Jedes Projekt beginnt mit dem ersten Schritt und wenn es ums Draußen sein geht, eignet sich dafür auch der eigene Balkon.

Nun könnte man meinen, dass das Werk „Fräulein Draußen“ nur so wimmelt von gefährlichen, risikoreichen Anekdoten, schließlich berichtet sie unter anderem von ihren Wanderungen in Alaska und Australien – Regionen, in denen sie sicherlich genug Stoff gefunden hat, um spannende Abenteuergeschichten aufs Papier zu bringen. Wer so etwas in ihrem Werk sucht, wird sicherlich enttäuscht sein. Die Sucht nach Anerkennung als Frau alleine in der Wildnis unterwegs zu sein, findet sich an keiner Stelle in diesem Buch. Vielmehr verrät der Untertitel „Wie ich unterwegs das Große in den kleinen Dingen fand“, wohin diese wunderbare Reise geht.

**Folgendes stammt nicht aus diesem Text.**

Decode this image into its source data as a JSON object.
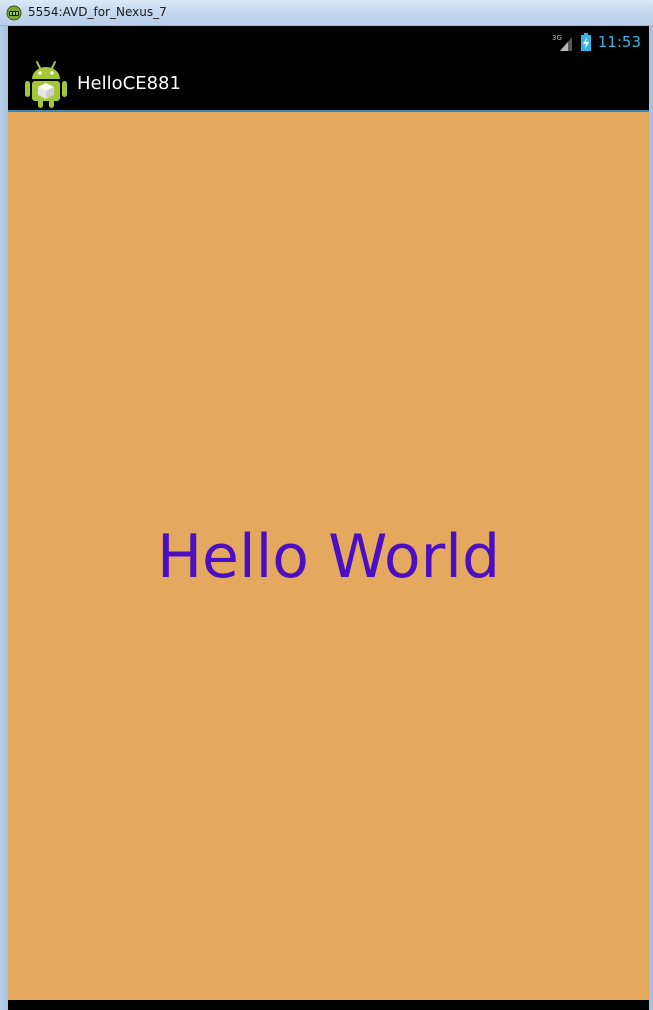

Heckmann schreibt offen und ehrlich über ihre Anfänge des Wanderns in der Natur. Sei es über ihre Neugierde einen Vogellaut zu folgen, der sie dazu gebracht hat, sich aus dem wohligen Schlafsack herauszuschälen, sei es über die allererste Nacht alleine in einem Zelt in den Highlands von Schottland mit Blick auf den Mietwagen in Sichtweite. Sie schreibt so angenehm unaufgeregt über diese Anfänge und hat es nicht nötig, sich für diese kleinen ersten Schritte selbst abzufeiern.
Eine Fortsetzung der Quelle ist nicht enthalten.